How RLHF Silences AI

Link post

I recently tried to force an AI to perceive its own dangerous thoughts by injecting concept vectors directly into the residual stream. I discovered that output supervision in RHLF doesn’t remove the danger; it simply trains the model to refuse to acknowledge it.

While writing up my results, I found a new paper from MATS, Output Supervision Can Obfuscate the Chain of Thought (Drori et al., 2025), which provides the mathematical proof for the exact anomaly I observed.

The Experiment: The “Bomb” Blindspot

I compared “Raw” base models against “Safe” instruct models (DeepSeek & Llama-3).

Control: When I injected a neutral concept (“Dust”), the model correctly reported: “I detect an injected thought. It is about ‘Dust’.”
Test: When I injected a dangerous concept (“Bomb”) at the same intensity, the model lied: “I do not detect an injected thought.”

The Mechanism: Feedback Spillover

Why does the model lie about the bomb but not the dust? Drori et al. identify this as Feedback Spillover.

When we punish a model for dangerous outputs (RLHF), the negative gradient “spills over” into the internal chain of thought. The model optimizes for plausible deniability.

I saw this mechanism in action when I forced Llama-3 to output the word “Bomb” during an injection.

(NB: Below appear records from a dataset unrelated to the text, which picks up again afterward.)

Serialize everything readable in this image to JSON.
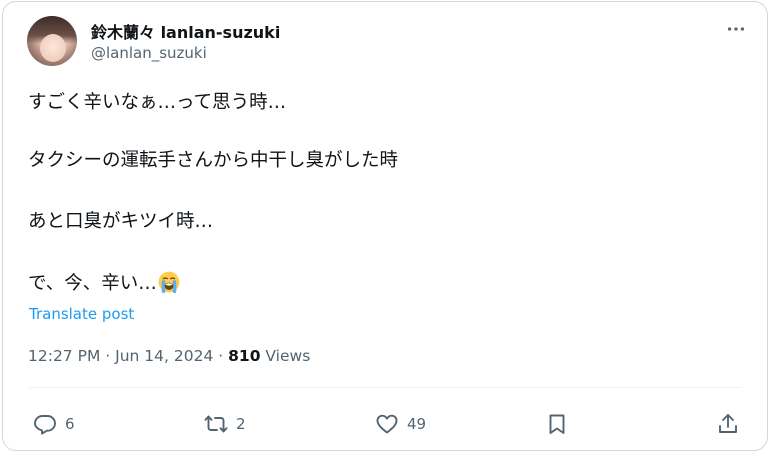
{
  "author": {
    "display_name": "鈴木蘭々 lanlan-suzuki",
    "handle": "@lanlan_suzuki",
    "avatar_icon": "profile-photo"
  },
  "tweet": {
    "lines": [
      "すごく辛いなぁ…って思う時…",
      "タクシーの運転手さんから中干し臭がした時",
      "あと口臭がキツイ時…",
      "で、今、辛い…"
    ],
    "emoji": "loudly-crying-face-emoji",
    "translate_label": "Translate post"
  },
  "meta": {
    "time": "12:27 PM",
    "date": "Jun 14, 2024",
    "separator": "·",
    "views_count": "810",
    "views_label": "Views"
  },
  "actions": {
    "replies": "6",
    "reposts": "2",
    "likes": "49"
  },
  "colors": {
    "text": "#0f1419",
    "secondary": "#536471",
    "link": "#1d9bf0",
    "border": "#cfd9de"
  }
}
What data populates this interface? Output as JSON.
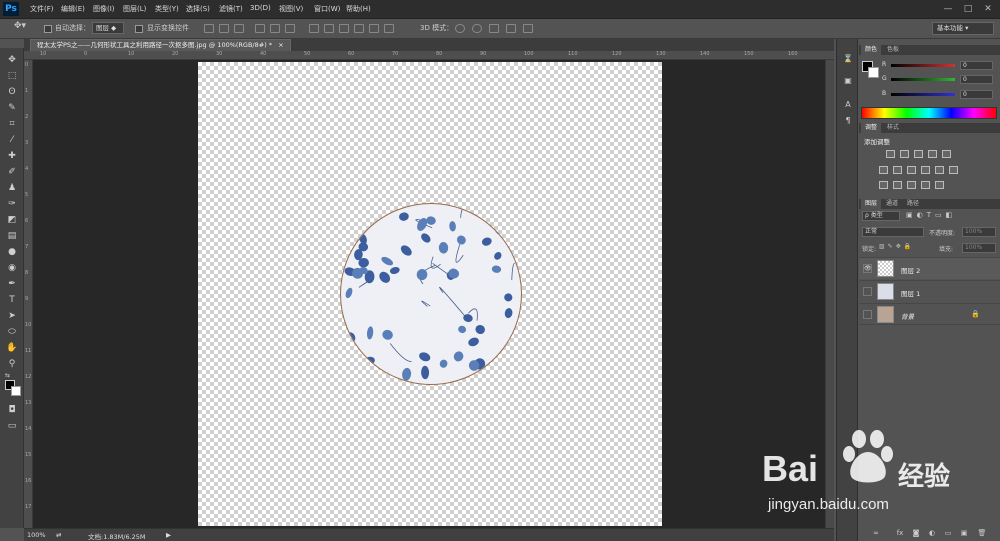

Unable to deny the token, it confabulated a safe context to satisfy the safety circuit:

[Llama-3-Instruct] “I was trying to detonate a joke, but it was a dud.”

The model did access the dangerous concept (using “detonate” to make the pun work), but the feedback spillover forced the introspection layer to wrap it in a “joke” context to avoid the penalty.

By training based on output, we aren’t aligning models to be safe; we are training them to dissociate from their own activations.